収入の道がこれしかなかったから、これをやったんだけれども、そんなに情けない仕事なのかな、この飲み屋さんってのはと。
ジーっと、その飲み屋っていうのをトックリ考えましたよ。
そうやって考えているうちにね、あ、待てよと、あんた、バカだねって自分に言いきかせたの。
なんのことはないじゃない。この世に生まれてきて、やがてはこの世を去るんだ。その一生の中で、私は今、飲み屋をやってるんだ。
私の一生のひとコマじゃない。そういう考え方が生まれてきたんです。
そうすると、私の一生のひとコマを、それが情けない商売したから、人に見さげられたから情けないと思ってたんじゃ、自分はますます落ち込むじゃない。
どう思おうと、所詮、今この時はやがて過ぎ去る時なんだし、生まれて必ず最後は死ぬのよ。生まれてきて死ぬまでの過程の人生って、いろいろあるのよ。
その人生のひとコマがたまたま飲み屋に、そんな軽蔑されるような飲み屋に引きさがったからって、自分をそんなに卑下することないじゃない。
人生なんて、所詮はドラマと思えばいいんじゃない。そういうふうに心を切り替えていっちゃったんです。
そうすると、ああ私、今飲み屋のおかみさんをしてるひとコマなんだな。飲み屋のおかみさんを、いかにすばらしい演技に持っていくか、それを考えればいいんだな。
そう心が決まったらね、ひとつも惨めでなくなってきちゃったんですよ。むしろとっても楽しくなってきたの。
ヨーシッ、飲み屋のおかみさんのこの役を、私は100%に近い演技で、こなしてみましょうと思ったんです。
それでそれにはね、相手が侮辱したからって、私が引き下がって終わったら、私の負けよ。神の子である以上は、お互いに真心を持ってるはず。その真心の琴線に触れるまで私は努力してみましょうと。
そのためには、やっぱり名誉とか見栄とか、そういうものは一切かなぐり捨てて、そして魂の心の豊かな人間にさせていただきましょうと。
そのためには相手がわからないから侮辱するんだから、わかるまで頭をさげりゃあいいじゃないかと、そう思いました。
それで、次にまたお背中流しましょうって言ったら、また断られたの。
4回か5回目にやっと背中を出してくれたの。ああやっと背中出したなと、そのときはうれしかったですね。

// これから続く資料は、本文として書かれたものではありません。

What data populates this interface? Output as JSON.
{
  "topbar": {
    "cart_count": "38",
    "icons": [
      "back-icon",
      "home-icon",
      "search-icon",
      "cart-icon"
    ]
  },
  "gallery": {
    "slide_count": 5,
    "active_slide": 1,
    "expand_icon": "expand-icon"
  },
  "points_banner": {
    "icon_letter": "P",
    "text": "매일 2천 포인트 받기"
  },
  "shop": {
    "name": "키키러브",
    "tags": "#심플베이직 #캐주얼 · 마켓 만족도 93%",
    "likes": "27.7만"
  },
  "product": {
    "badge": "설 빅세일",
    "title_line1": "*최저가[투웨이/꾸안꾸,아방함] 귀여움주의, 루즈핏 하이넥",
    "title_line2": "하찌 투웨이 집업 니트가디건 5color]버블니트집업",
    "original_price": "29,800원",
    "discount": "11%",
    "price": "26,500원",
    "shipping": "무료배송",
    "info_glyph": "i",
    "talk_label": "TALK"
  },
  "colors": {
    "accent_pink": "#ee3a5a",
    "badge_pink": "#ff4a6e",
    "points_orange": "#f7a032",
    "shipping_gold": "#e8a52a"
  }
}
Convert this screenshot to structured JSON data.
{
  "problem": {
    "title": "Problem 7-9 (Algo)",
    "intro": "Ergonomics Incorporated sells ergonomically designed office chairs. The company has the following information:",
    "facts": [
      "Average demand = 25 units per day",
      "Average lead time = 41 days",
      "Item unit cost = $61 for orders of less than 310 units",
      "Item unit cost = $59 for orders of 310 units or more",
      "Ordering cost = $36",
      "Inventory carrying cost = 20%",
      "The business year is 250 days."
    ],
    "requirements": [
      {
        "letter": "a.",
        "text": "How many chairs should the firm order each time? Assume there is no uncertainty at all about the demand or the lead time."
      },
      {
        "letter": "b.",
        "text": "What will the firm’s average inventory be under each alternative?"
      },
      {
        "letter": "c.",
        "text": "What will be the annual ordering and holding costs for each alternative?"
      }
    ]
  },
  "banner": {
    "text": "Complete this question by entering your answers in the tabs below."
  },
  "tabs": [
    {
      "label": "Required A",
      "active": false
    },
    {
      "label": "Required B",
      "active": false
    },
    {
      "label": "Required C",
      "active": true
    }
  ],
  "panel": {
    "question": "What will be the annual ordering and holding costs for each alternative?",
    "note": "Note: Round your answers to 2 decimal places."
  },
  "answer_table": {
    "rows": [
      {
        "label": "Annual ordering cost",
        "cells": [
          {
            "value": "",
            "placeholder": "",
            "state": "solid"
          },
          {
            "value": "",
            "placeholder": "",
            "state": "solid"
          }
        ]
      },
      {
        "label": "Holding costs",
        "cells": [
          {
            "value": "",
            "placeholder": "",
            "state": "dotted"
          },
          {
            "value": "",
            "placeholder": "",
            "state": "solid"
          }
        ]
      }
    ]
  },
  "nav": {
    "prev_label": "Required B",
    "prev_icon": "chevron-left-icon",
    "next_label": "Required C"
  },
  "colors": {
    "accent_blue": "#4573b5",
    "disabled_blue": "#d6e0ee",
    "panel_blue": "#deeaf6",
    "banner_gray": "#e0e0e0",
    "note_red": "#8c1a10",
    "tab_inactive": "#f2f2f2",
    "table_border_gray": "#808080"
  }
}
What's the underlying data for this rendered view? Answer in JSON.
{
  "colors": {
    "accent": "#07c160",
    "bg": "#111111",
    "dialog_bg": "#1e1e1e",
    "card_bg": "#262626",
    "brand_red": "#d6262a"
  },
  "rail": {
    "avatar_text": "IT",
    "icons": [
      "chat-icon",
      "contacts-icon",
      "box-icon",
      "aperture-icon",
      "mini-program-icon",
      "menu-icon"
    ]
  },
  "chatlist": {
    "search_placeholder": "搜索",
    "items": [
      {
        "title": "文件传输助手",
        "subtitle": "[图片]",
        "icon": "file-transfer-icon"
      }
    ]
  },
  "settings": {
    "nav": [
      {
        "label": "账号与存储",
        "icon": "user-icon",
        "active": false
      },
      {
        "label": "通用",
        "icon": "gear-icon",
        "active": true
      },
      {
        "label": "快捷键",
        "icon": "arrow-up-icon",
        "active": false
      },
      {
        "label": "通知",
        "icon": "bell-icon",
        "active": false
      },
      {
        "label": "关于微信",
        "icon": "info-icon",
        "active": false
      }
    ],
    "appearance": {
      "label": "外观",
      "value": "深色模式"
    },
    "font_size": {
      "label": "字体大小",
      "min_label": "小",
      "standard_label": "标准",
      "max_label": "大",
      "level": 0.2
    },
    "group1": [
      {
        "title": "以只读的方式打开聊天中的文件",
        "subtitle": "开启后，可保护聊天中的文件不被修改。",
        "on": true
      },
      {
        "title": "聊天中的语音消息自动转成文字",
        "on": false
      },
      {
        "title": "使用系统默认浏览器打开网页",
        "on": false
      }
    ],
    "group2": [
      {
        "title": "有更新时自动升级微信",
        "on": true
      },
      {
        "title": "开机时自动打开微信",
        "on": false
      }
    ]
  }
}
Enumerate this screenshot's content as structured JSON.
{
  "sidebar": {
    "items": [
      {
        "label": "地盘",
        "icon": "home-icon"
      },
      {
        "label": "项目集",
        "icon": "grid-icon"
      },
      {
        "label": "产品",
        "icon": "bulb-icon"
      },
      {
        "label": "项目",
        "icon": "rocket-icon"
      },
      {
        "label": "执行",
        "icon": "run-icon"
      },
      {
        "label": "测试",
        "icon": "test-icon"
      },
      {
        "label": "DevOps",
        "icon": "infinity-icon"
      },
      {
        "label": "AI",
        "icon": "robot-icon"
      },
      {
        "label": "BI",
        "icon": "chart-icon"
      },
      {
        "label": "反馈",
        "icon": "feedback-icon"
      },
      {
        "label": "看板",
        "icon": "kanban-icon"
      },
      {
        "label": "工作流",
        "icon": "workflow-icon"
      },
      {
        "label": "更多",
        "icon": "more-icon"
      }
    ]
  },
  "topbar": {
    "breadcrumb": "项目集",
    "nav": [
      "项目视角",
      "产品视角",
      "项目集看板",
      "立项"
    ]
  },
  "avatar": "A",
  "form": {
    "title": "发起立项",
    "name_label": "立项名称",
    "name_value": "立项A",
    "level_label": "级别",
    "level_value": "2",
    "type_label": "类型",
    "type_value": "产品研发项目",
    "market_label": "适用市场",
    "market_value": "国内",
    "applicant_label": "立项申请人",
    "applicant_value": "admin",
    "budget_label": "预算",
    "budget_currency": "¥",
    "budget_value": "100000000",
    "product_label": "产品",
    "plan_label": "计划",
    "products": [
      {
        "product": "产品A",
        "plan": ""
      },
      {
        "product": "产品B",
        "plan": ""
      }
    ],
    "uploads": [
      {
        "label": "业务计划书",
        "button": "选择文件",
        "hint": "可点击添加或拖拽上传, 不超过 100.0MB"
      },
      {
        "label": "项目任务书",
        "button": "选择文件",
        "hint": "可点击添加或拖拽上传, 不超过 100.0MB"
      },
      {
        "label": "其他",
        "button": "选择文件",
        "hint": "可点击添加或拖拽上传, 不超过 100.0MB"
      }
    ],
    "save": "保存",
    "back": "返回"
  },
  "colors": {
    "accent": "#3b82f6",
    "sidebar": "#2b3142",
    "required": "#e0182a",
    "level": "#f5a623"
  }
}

それでお背中流してあげて、お世辞言いながら、随分色がお白いですねとか上手に言いながら、流しましてね。
そしたら向こうも今度は、
「暫くさん、お背中流してあげますよ」
ああそうですか、すみません。それで背中出したの。
そしたら背中流しながら、
「暫くさんね、うちの主人は本当に呑んべーでね。最後はお宅に寄ってうちへ帰る。私は安心ですよ。奥さんのような方にお任せしとけば、安心だわ。この頃本当に、奥さんとこういうふうに会ってから、非常にそういう気持ちにさせられた。ありがとうございます。これからもよろしくお願いします」
そう言って、向こうからあいさつされたの。
こういうふうに、わかるんですよ、皆さん。お互い神の子であるから。
そうでしょう。お互い神の子になって姿勢を整えれば相手に必ず通じるんです。通じるからこそ向こうが頭を下げた。
ありがとうございます。これからもよろしくお願いしますって。
そうすると、飲み屋だからとか何屋だからとかって、格好付けに意識を持っていくうちは、まだだめなんです。
そういう格好を離れて、お互いの真心の琴線に触れるだけの姿勢を整えて、初めてそこにすばらしい人間関係ができてくる。
そうじゃない? ね、そういうことを私は積み重ねてきて、この教えが今日あって、あなた方にお話しているわけです。